The incumbent AU Commission Chairman Jean Ping of Gabon and South African challenger Nkosazana Dlamini-Zuma entered the contest confident of victory. In the end, both were rejected by the heads of state of the 54-member continental organization.
In three rounds of voting, Ping held a slight lead in his bid for a second term, with solid support from the French-speaking countries. But in a fourth round in which Ping was on the ballot alone, a bloc of 20 countries abstained, leaving him short of the 36 votes needed to win. It effectively was a no-confidence vote in his leadership, throwing the organization into limbo.
After hasty consultations, the heads of state decided to keep the current commission in place as caretaker until another election can be held at the next summit in Malawi at the end of June.

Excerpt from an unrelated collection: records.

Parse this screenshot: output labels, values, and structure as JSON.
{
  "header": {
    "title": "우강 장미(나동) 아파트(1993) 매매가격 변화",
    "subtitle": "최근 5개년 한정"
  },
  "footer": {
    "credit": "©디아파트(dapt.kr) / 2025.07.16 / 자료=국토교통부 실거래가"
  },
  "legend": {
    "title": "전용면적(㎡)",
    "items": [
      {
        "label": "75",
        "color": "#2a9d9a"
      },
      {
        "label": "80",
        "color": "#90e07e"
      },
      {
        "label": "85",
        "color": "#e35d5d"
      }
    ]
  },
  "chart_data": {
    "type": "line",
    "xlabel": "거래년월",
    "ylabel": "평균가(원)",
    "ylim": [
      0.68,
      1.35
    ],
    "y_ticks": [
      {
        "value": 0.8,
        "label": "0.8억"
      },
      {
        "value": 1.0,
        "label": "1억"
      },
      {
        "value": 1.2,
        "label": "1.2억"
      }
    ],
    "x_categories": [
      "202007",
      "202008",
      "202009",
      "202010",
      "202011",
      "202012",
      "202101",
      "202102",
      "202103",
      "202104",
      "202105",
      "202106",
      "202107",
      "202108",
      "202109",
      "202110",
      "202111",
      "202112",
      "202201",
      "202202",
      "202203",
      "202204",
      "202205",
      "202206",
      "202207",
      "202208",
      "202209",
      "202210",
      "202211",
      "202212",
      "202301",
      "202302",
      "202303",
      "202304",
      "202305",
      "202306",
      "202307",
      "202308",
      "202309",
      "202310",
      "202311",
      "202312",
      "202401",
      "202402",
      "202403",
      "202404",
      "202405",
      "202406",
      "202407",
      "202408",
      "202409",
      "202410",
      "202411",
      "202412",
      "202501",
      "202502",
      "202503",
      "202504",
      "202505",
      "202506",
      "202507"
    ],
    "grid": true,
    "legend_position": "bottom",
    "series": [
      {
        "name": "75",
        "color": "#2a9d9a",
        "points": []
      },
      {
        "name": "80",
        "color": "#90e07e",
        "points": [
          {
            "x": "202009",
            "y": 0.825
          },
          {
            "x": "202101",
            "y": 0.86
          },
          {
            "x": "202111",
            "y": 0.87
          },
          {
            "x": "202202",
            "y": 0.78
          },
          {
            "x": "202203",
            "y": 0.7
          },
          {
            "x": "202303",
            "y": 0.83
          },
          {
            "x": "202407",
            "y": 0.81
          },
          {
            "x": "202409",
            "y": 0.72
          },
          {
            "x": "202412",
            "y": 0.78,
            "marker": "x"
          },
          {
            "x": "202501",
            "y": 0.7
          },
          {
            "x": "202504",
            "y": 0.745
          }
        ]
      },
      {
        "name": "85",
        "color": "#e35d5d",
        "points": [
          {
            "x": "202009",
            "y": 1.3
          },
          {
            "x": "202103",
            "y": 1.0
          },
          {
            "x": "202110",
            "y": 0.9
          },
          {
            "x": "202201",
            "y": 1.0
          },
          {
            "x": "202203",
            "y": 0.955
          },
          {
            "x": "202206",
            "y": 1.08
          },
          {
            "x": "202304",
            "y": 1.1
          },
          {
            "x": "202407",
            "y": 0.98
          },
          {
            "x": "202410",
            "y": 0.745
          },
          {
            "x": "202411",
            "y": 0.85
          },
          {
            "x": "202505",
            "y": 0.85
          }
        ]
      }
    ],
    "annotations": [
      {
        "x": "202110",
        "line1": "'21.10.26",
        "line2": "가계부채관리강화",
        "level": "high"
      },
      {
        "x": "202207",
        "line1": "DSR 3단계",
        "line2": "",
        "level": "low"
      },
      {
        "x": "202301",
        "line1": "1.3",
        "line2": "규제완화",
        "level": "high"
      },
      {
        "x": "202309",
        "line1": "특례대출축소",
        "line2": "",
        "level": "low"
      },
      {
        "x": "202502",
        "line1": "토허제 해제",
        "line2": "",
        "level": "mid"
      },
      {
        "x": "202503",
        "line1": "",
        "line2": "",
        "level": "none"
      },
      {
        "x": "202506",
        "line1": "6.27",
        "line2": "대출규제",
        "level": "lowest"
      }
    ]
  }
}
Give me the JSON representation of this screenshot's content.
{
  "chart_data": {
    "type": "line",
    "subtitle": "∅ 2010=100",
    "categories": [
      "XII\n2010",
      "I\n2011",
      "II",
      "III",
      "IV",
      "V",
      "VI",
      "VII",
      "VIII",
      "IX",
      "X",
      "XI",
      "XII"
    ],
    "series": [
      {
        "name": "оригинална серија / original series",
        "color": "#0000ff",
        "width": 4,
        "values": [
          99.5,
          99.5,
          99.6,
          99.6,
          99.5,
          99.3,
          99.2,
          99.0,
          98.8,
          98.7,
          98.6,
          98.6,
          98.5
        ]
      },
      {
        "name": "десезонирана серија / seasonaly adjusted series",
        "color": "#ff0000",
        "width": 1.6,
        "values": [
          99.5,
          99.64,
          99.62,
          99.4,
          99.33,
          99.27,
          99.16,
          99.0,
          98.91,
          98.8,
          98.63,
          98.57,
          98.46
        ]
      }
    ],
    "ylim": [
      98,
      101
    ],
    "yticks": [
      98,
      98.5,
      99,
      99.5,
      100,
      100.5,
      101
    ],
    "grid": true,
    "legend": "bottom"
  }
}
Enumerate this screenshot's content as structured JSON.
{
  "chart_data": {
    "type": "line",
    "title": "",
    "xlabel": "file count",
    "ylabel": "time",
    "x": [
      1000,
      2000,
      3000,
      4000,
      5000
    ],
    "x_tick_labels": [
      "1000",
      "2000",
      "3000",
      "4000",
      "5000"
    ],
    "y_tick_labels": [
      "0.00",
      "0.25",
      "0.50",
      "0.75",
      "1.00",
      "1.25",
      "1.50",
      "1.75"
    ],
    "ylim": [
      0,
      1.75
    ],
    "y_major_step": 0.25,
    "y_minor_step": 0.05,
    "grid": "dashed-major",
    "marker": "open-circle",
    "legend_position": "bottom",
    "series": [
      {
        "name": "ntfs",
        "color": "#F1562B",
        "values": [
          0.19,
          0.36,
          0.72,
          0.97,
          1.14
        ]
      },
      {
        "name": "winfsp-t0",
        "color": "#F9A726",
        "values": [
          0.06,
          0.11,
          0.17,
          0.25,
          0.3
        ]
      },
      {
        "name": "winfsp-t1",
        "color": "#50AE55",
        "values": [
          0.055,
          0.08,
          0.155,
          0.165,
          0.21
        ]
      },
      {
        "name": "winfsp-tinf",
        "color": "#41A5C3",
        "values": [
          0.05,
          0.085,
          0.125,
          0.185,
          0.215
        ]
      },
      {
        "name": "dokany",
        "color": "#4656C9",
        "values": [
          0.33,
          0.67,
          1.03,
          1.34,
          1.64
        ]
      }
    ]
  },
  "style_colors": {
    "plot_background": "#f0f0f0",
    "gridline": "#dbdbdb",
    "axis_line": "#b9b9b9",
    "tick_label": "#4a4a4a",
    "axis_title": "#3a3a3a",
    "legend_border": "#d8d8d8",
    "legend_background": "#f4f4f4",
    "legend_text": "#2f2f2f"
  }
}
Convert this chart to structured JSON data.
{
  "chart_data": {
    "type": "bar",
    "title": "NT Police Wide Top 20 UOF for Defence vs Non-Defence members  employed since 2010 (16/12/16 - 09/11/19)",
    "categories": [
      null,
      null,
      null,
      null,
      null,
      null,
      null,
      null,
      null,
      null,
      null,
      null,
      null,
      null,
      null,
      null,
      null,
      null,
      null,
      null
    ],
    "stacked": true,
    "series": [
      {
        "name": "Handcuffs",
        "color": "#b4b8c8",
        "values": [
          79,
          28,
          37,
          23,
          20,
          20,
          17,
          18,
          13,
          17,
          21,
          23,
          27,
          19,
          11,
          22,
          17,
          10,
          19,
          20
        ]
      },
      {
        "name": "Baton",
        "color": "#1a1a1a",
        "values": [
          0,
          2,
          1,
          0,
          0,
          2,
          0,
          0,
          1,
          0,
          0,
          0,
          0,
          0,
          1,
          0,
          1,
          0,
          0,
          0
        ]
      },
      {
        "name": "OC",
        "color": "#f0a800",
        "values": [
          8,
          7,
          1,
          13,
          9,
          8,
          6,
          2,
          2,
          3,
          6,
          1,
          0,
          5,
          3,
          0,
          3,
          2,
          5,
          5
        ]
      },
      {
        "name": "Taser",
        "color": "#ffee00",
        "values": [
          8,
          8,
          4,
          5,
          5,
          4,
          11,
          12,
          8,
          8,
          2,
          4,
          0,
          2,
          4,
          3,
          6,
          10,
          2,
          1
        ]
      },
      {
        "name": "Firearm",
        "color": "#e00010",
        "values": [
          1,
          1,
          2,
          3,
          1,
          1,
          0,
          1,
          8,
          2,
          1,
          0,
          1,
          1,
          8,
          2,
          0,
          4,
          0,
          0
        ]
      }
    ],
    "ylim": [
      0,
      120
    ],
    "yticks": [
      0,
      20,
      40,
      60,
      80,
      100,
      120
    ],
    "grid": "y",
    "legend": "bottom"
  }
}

A committee was formed to set election rules and solicit other candidates. Diplomats say the committee will also decide whether Ping or Zuma would be allowed to run in that election. Sources close to both candidates indicate they probably would stand aside and let others run.
South African Foreign Minister Maite Nkoana Mashabane cast the outcome as a victory, saying it had succeeded in ousting Ping, who has been blamed for the organization's slow and weak response to the recent crises in Libya and Ivory Coast.
“The outcome is that the incumbent chair lost. And in terms of the rules, he had to vacate the seat,” she said.
Mashabane said the result was an indication of widespread dissatisfaction with an organization that former AU Chairman and South African President Thabo Mbeki once said was dedicated to Africa's renaissance.
“We think the political message that has been sent out there is that African leaders want change,” Mashabane added.
The outcome of the race is also seen as a blow to South Africa, which invested heavily in Dlamini-Zuma's candidacy.
Analyst Mehari Maru of the Institute for Security Studies says the South Africans violated an unwritten rule that none of the continent's Big Five powers should seek a leadership post in the AU.
“South Africa, based on speculation and their aggressive election [campaign], thought they would get it," said Maru. "A prior consultation with countries would have saved it from this surprise."
But Maru says the big loser will be the African Union, which is likely to suffer from a leadership vacuum for the next several months.
“Now we have a commission by default which doesn't enjoy the confidence of the member states,” he said.
The normally talkative Ping declined comment at a post-summit news conference, saying that his voice was strained after long days of negotiations.